Regulation 20: Duty of candour 
  • Act in an open and transparent way in relation to care and treatment provided to patients. It requires practices to have systems in place to capture notifiable safety incidents and processes to inform the patient of the incident and provide support. (See guidance in more details below.)
Regulation 20A: Requirement as to display of performance assessments 
  • Practices are required to display the CQC ratings in the practice and on the website.
CQC may prosecute breaches of the following regulations without first issuing a Warning Notice.
   
Regulation 11  Need for consent: care and treatment may only be provided with consent. 
Regulation 16(3) 

Receiving and acting on complaints: a summary of complaints, responses, correspondence and other relevant information identified must be provided to CQC within 28 days of a request.

Regulation 17(3) 

Good governance: a report into how the registered person is complying with the good governance requirements and their plans for improvement of services delivered must be provided to CQC within 28 days of a request.

Regulation 20 (2)(a)

Regulation 20(3) 

Duty of candour: registered persons must as soon as reasonably practicable notify a service user (or person lawfully acting on their behalf) when an unintended or unexpected incident occurs. Notifiable safety incidents are explained further in Regulation 20(8) and 20(9).

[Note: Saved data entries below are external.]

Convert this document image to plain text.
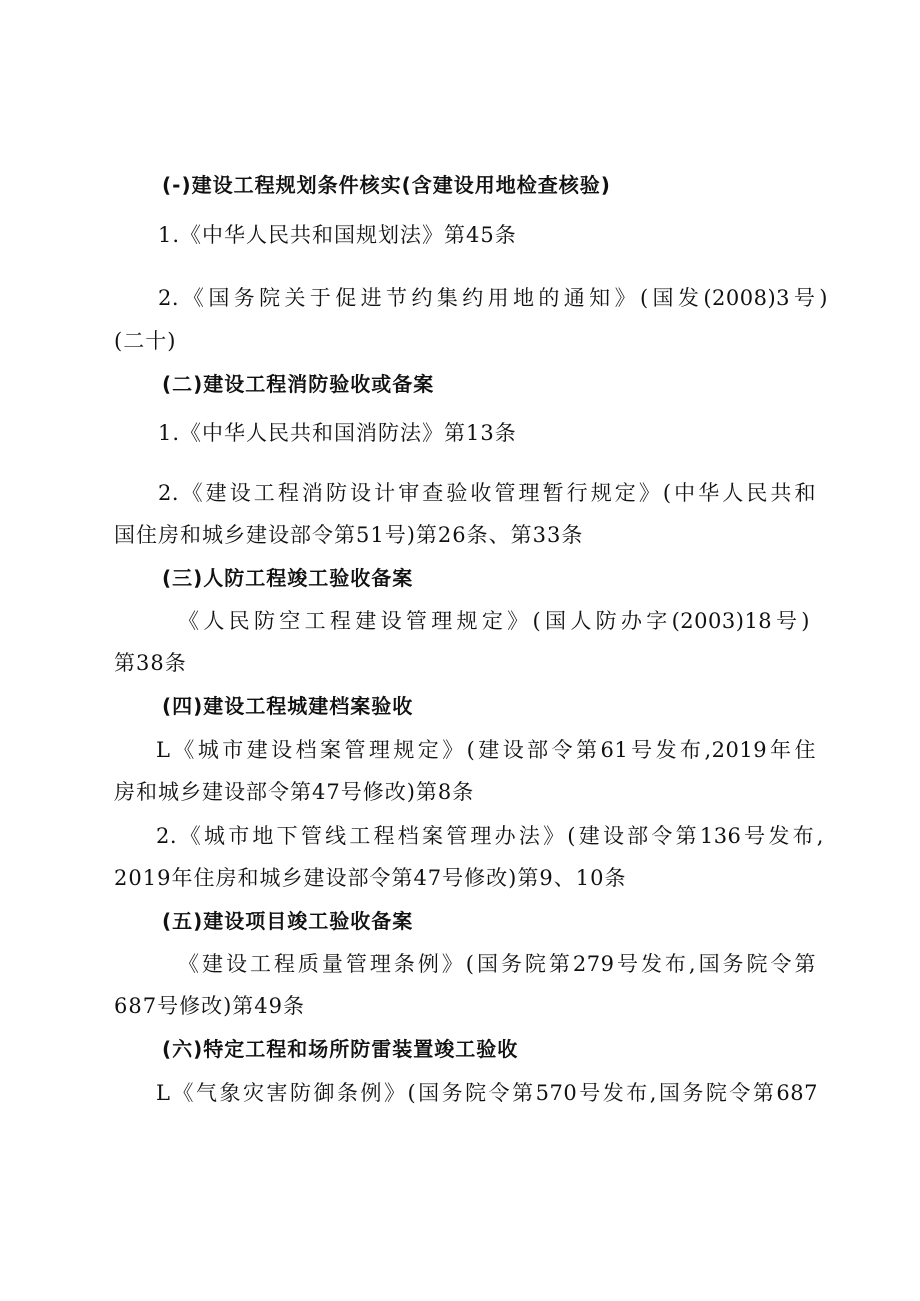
(-)建设工程规划条件核实(含建设用地检查核验)
1.《中华人民共和国规划法》第45条
2.《国务院关于促进节约集约用地的通知》(国发(2008)3号)
(二十)
(二)建设工程消防验收或备案
1.《中华人民共和国消防法》第13条
2.《建设工程消防设计审查验收管理暂行规定》(中华人民共和
国住房和城乡建设部令第51号)第26条、第33条
(三)人防工程竣工验收备案
《人民防空工程建设管理规定》(国人防办字(2003)18号)
第38条
(四)建设工程城建档案验收
L《城市建设档案管理规定》(建设部令第61号发布,2019年住
房和城乡建设部令第47号修改)第8条
2.《城市地下管线工程档案管理办法》(建设部令第136号发布,
2019年住房和城乡建设部令第47号修改)第9、10条
(五)建设项目竣工验收备案
《建设工程质量管理条例》(国务院第279号发布,国务院令第
687号修改)第49条
(六)特定工程和场所防雷装置竣工验收
L《气象灾害防御条例》(国务院令第570号发布,国务院令第687
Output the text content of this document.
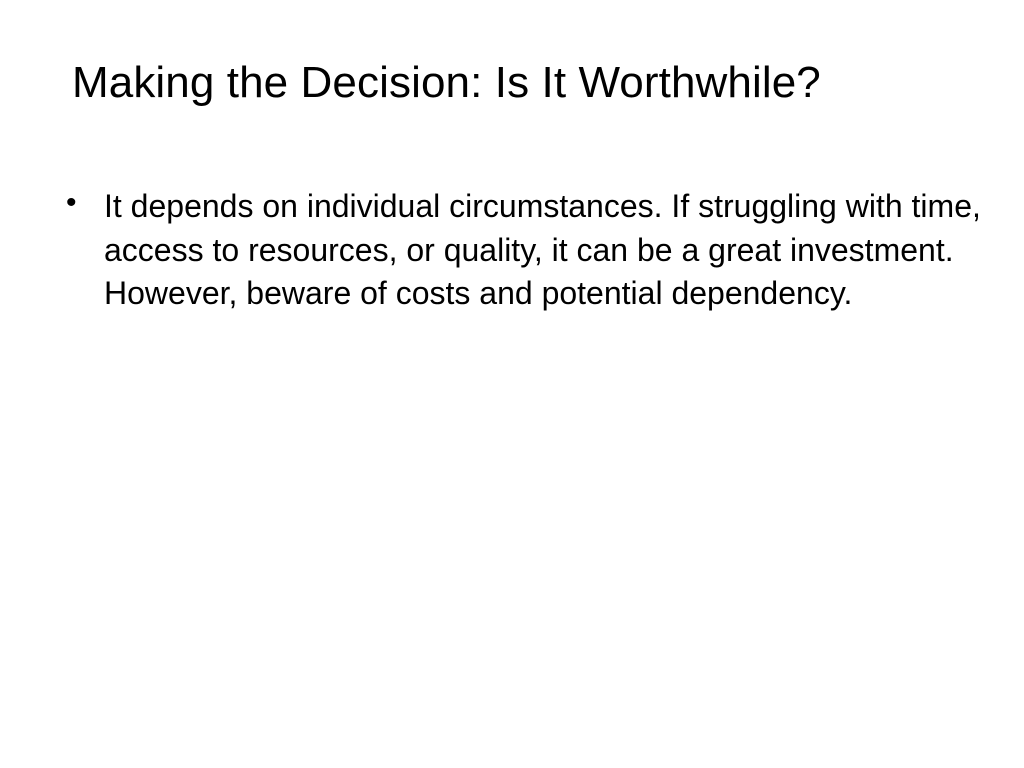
Making the Decision: Is It Worthwhile?
• It depends on individual circumstances. If struggling with time, access to resources, or quality, it can be a great investment. However, beware of costs and potential dependency.
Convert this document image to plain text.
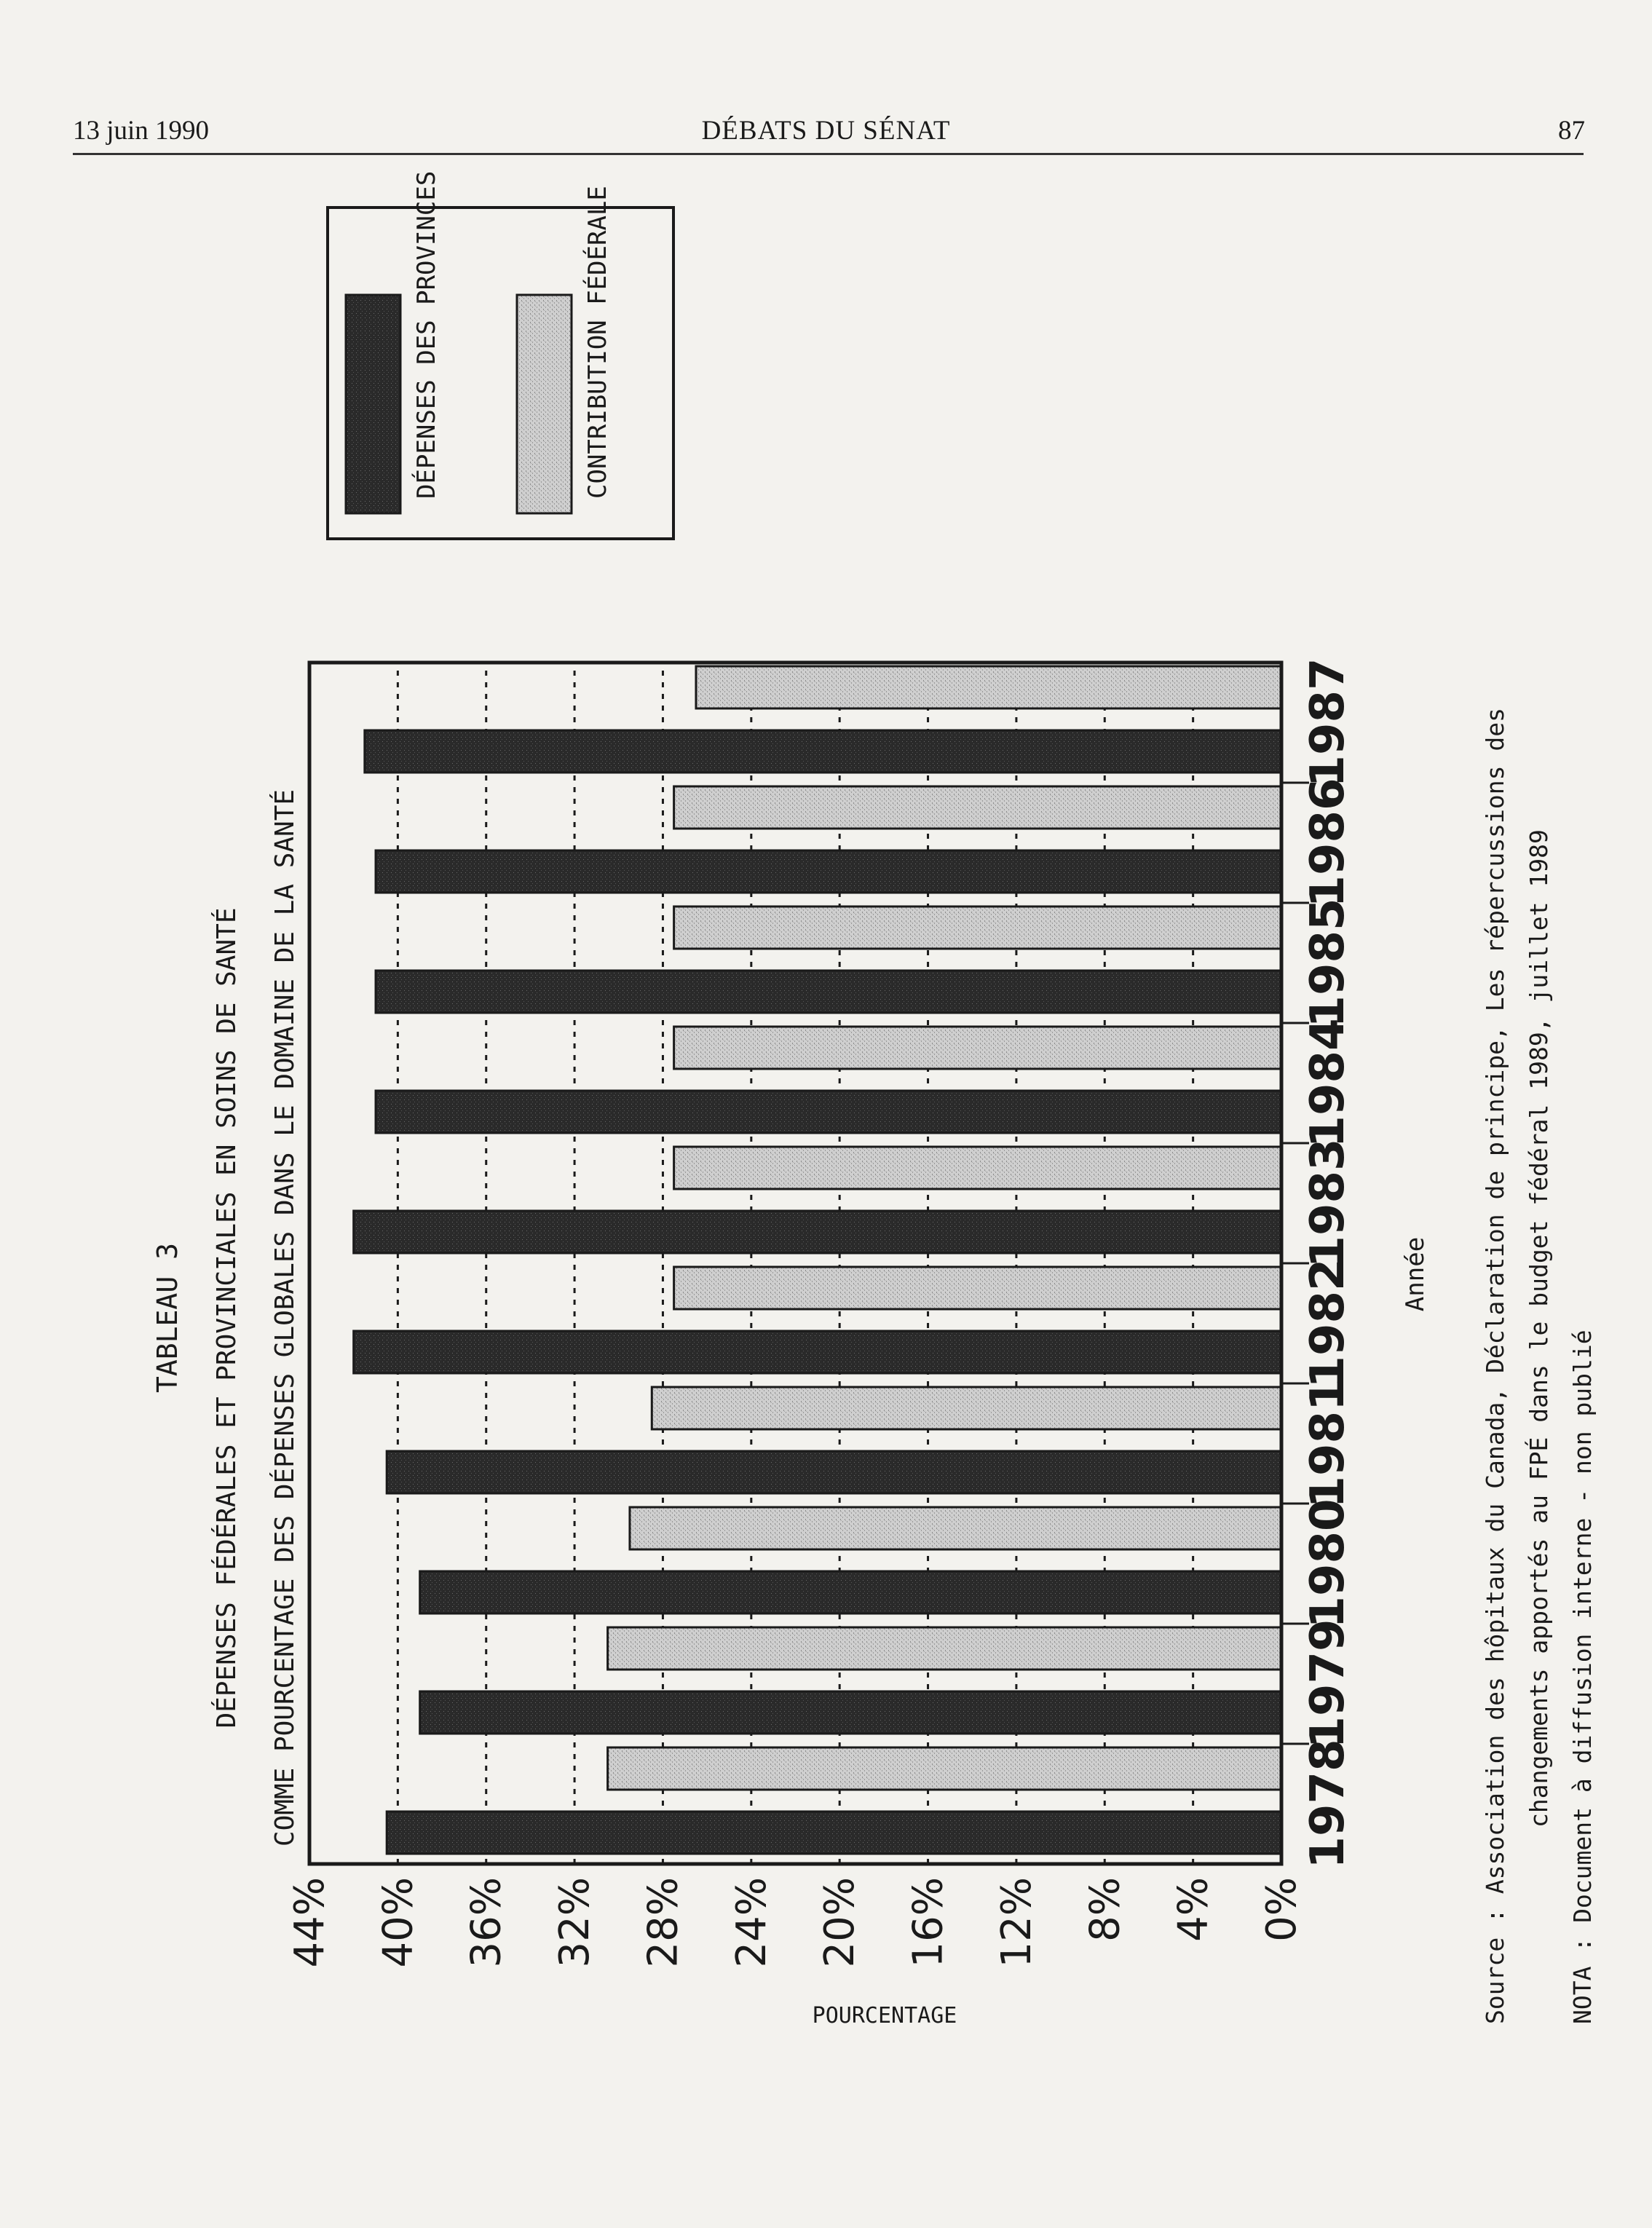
13 juin 1990	DÉBATS DU SÉNAT	87
TABLEAU 3 DÉPENSES FÉDÉRALES ET PROVINCIALES EN SOINS DE SANTÉ COMME POURCENTAGE DES DÉPENSES GLOBALES DANS LE DOMAINE DE LA SANTÉ
DÉPENSES DES PROVINCES	CONTRIBUTION FÉDÉRALE
0%
4%
8%
12%
16%
20%
24%
28%
32%
36%
40%
44%
1978
1979
1980
1981
1982
1983
1984
1985
1986
1987
Année
POURCENTAGE	Source : Association des hôpitaux du Canada, Déclaration de principe, Les répercussions des changements apportés au FPÉ dans le budget fédéral 1989, juillet 1989 NOTA : Document à diffusion interne - non publié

Duty of candour: notifications given under Regulation 20(2)(a) must meet specific requirements.

Regulation 20A 

Requirement as to display of performance assessments: providers must display on their website details of CQC’s website, the most recent CQC rating and the date it was given. They must also display the most recent rating at each location where regulated activities are provided from and at the provider’s principal place of business. Signs must be legible, conspicuously displayed and show the date the rating was given.